The ward remained the smallest of the original four wards and had been divided into two parts by the early twenty-first century: the Low First Ward — east of Houston Avenue and the High First Ward — west of Houston Avenue.
Second Ward acted as a focal point during the city’s twenty-first-century industrial expansion. The neighborhood is one the most historic and culturally significant neighborhoods that maintained a strong identity for much of the 20th century.
This neighborhood plays host to many different ethnic groups and people from various cultures. During the mid to 19th century, Germans settled in. Italians and Anglos and then Hispanic communities beginning in the 1920s followed, gaining in numbers by the 1940s.

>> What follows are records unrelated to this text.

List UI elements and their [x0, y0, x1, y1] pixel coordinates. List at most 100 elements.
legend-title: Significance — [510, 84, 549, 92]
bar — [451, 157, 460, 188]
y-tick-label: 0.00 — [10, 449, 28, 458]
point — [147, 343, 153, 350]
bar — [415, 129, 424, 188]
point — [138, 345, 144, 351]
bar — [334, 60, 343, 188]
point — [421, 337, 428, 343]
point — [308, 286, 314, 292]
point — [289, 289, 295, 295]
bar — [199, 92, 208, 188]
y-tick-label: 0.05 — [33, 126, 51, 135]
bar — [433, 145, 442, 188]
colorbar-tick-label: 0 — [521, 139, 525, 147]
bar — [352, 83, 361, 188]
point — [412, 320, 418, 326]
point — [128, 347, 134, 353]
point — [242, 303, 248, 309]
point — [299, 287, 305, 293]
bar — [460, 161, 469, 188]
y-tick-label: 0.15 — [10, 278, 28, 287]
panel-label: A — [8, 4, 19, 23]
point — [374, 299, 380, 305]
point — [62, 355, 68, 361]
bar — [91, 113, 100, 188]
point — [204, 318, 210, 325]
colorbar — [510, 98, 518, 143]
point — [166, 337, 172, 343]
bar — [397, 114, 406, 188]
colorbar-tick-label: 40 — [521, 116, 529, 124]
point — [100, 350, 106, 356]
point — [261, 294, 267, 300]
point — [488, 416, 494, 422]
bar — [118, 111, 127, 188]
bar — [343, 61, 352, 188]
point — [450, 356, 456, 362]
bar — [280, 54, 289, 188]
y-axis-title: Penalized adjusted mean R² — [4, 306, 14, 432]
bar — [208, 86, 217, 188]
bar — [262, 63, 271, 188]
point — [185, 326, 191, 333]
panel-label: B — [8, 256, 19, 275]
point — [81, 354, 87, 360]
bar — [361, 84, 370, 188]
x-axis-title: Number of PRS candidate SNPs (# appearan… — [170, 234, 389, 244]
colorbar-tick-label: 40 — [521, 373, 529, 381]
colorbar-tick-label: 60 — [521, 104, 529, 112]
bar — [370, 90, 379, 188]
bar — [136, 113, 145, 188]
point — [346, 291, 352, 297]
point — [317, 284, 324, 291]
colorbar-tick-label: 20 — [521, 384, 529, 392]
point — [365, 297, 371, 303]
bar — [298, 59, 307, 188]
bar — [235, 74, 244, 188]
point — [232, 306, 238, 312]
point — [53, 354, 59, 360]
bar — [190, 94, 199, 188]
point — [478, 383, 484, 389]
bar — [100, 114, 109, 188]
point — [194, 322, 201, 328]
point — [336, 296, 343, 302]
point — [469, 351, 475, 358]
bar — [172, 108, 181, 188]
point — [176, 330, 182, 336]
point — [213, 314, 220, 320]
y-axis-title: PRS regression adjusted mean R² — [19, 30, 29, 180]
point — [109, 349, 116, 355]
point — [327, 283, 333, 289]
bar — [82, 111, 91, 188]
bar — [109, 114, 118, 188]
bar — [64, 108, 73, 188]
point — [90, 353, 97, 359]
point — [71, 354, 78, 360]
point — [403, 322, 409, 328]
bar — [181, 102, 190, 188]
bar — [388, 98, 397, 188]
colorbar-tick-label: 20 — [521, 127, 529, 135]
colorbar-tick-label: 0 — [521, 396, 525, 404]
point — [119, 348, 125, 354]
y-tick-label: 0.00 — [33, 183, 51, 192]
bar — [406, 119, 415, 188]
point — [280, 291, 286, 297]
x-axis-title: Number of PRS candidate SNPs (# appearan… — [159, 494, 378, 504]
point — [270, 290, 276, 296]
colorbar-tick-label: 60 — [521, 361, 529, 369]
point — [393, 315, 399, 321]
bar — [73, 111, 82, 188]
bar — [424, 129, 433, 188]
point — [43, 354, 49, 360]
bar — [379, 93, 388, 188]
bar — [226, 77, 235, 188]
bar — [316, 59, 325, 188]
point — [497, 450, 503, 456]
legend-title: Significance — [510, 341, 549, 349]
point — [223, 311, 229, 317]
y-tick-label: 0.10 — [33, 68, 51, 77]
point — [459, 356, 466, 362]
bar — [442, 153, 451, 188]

It is home to Houston’s iconic City of Houston Landmark, two State of Texas Recorded Historic Landmarks and numerous landmark sites and districts that date from the 1870s, the 1930s and 1940s.
Home to the University of Houston, the Third Ward is a historically Black neighborhood that holds significant meaning to its residents. The ward has been called the “cradle of the city’s civil rights movement.”
In 1960 Black college students first sat down at a segregated Third Ward lunch counter to first protest discriminatory policies. A great deal of social activism from the African American community came from the Third Ward.
The neighborhood gave birth to the esteemed Black Ensemble Theatre, the Houston Museum of Art and Culture and Project Row Houses. It is also home to the musical icon, Beyoncé.
Home to “Freedman’s Town,” the Fourth Ward is where the first freed slaves settled on Buffalo Bayou’s southern edge, constructing small shanties as houses. The 1,000 slaves chose this area as it was prone to flooding and swampy.
The settlers paved the stress with handmade bricks themselves, according to oral history. In the early 20th century members of the congregation of the Rev. Jeremiah Smith paved Andrew Street with the first bricks after the City of Houston refused to pave it.
The ward lost its promise due to its inability to grow geographically. In the 1920s, the Third Ward surpassed the Fourth Ward as the center of Houston’s African American community.
The Fifth Ward was inhabited before the Civil War. Freedmen later occupied the area when an alderman was elected to represent the community in the Houston city government.
The population in the area was partially African American and partially Anglo. By 1970, the population in the ward compromised 578 Black residents and 561 white residents. The Fifth Ward eventually became a predominantly Black neighborhood in modern timing.
Industrial activity was on the rise in Houston when the Sixth Ward was carved out from the north part of the Fourth Ward.
In 1978, the Department of Interior designated the ‘The Old Sixth Ward’ located between Memorial Drive and Washington Avenue, a historical district, making it the first National Register District in Harris County.